Why Cost Cutting Costs Money

My last post went on a little too long for this related idea to make it in.

A second problem resulting in big, expensive government is that constant demands for cost cutting prohibits government from making the necessary investments to save money in the longer run.  We're* constantly besieged by calls to save money.  From those that rely on our services, it's also constantly demanded that we do more.

What this results in is that all of our money ends up being dedicated to the direct provision of whatever it is we're required to do.  Sounds great, right?  Well, in practice this means that we're short shifting training, capital investments, and just about everything else that won't result in angry letters to legislators about our failings.

Of course, this costs money in the long run.  Computers don't get upgraded, far too many offices are relying on antiquated machinery and legacy software.  This means that over time it gets more difficult to share information and to use lower cost ways to communicate.  Training doesn't get finished meaning we can't keep up with best practices.  Basic infrastructure falls apart and costs more to fix later than if we had done it on schedule.  We're in constant crisis control mode meaning its hard to build for the future.

But go on, keep demanding that we somehow find savings.  Then wonder why everything seems to simultaneously get worse while costing more just to keep running.  If you don't maintain things properly, and pay for it to be done properly, you always end up with a higher bill down the line.  Giving some money to actually invest, and letting us know this will be available when necessary,** will go a long way to both shrinking government and making it more efficient in the long run.

* Favored bureaucracies, like the military, don't really have this problem and can be pretty profligate.  This is the exception, not the rule.

**Because of these pressures to save money you get an unfortunate situation where when we do get an increase in funding to do needed upgrades and maintenance we're very tenacious about keeping that money, even when the work gets done.  There's a lot of reasons for this, but a big one is that we know how hard it is to get a needed increase so we'd rather have more resources than we need than not have the resources we need when we need it.  If we could be reasonably sure that needed funding increases would be approved for maintenance or upgrading these pressures would be much less.

1 comment:

  1. Very true. My current job I like to call "capital adjacent" or "downstream government." We're a for-profit company that mostly subcontracts with non-profit agencies that are entirely funded by California and the United States.
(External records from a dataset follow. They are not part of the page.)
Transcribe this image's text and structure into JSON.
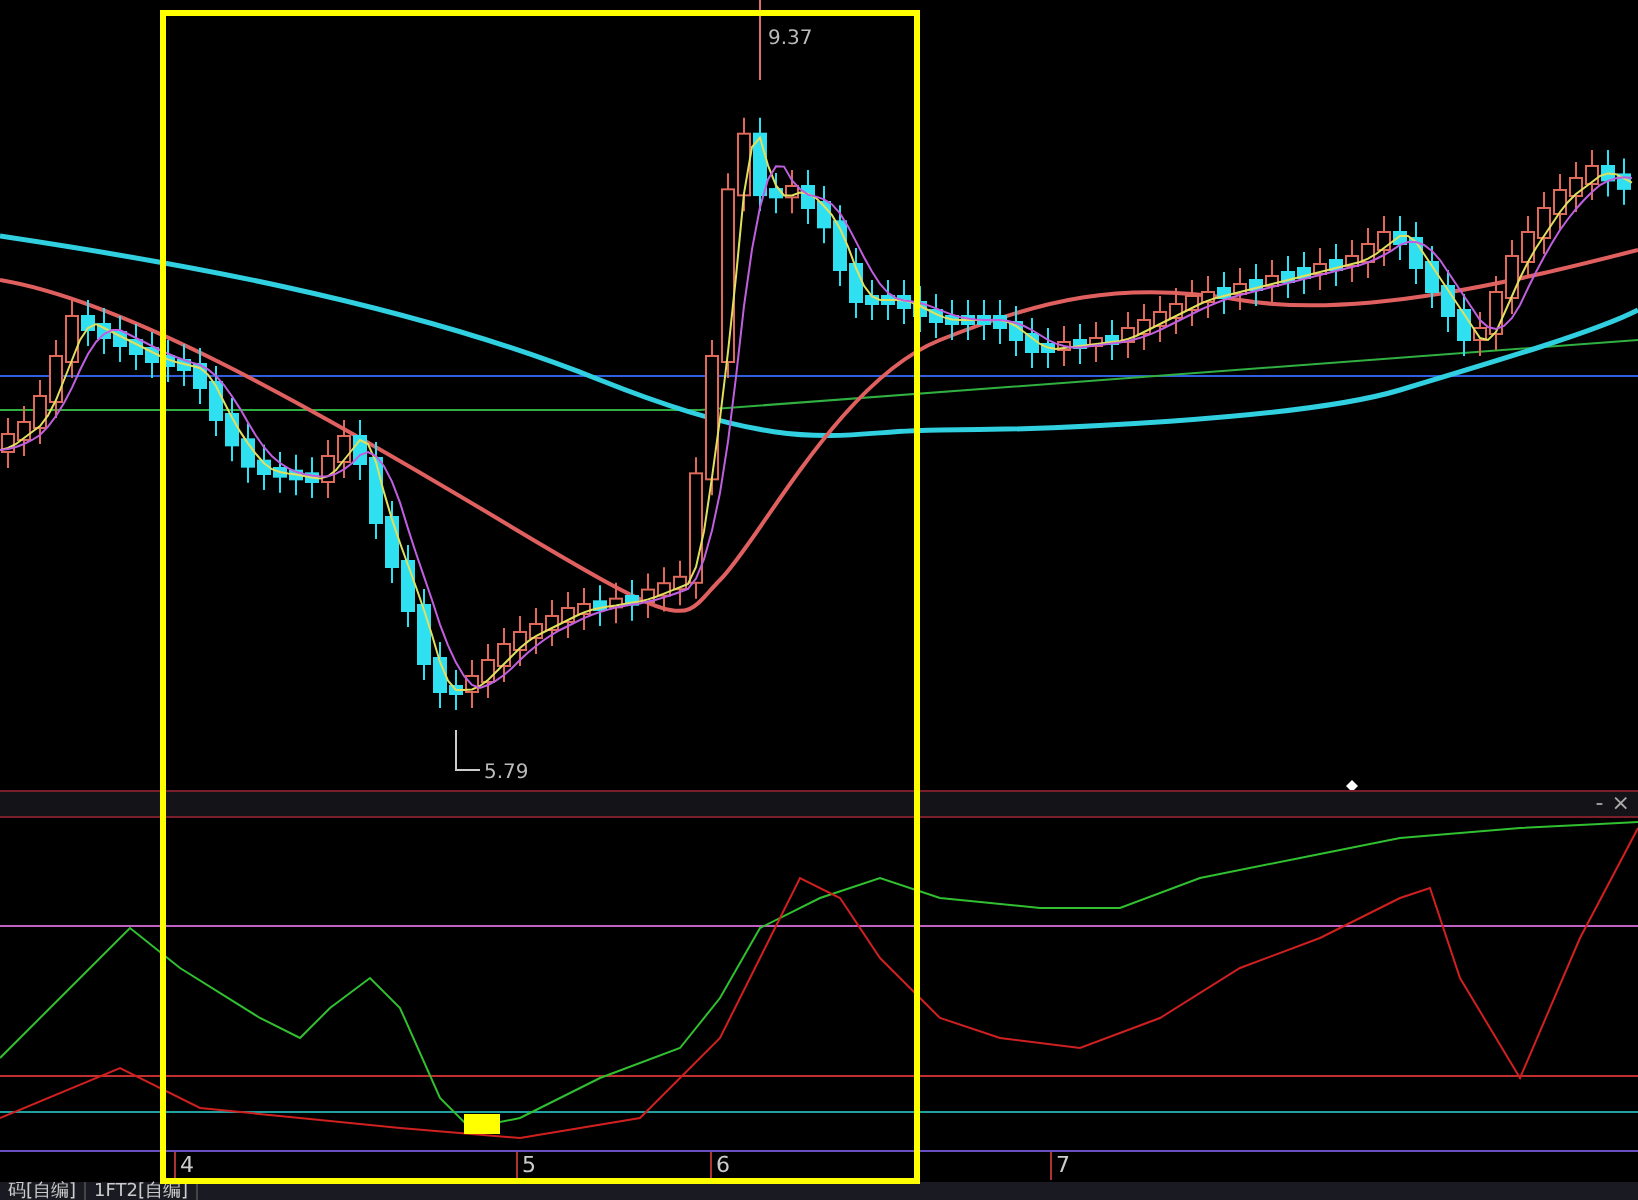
{
  "price_chart": {
    "high_label": "9.37",
    "low_label": "5.79"
  },
  "indicator_panel": {
    "minimize": "-",
    "close": "×"
  },
  "time_axis": [
    {
      "label": "4"
    },
    {
      "label": "5"
    },
    {
      "label": "6"
    },
    {
      "label": "7"
    }
  ],
  "tabs": [
    {
      "label": "码[自编]",
      "selected": false
    },
    {
      "label": "1FT2[自编]",
      "selected": false
    }
  ]
}
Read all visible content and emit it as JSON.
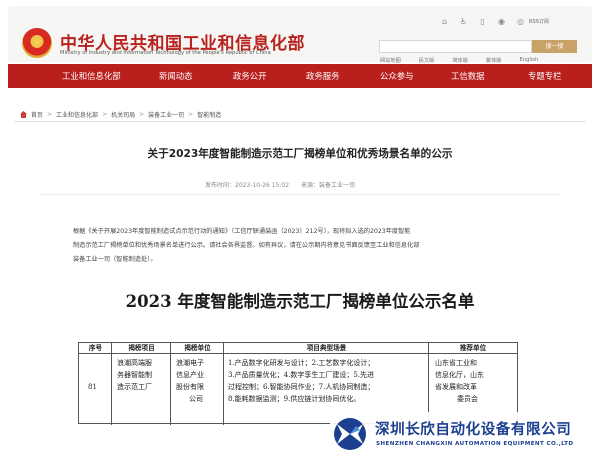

    In 2002 when the California budget blew up, I met with my assembly representative who asked for suggestions. The system I worked in is very complex (There are roughly 8000 other companies doing different things different ways that contract with the 21 non-profits funded by government.)

    I pointed out that no consistent effort has ever been made to track outcomes and without that all I could recommend is to cut someone else and leave me whole. With that, he wouldn't need me to recommend anything because they could figure out which things they bought were helping and which things they bought were not helping, and cut out the waste. He actually did include my suggestion in a bill but it died in committee because it would have cost $50 M over several years.

    Since then, they have cutting the whole system by around $150M/year and it doesn't matter if a particular purchase is under- or over-valued because nobody knows.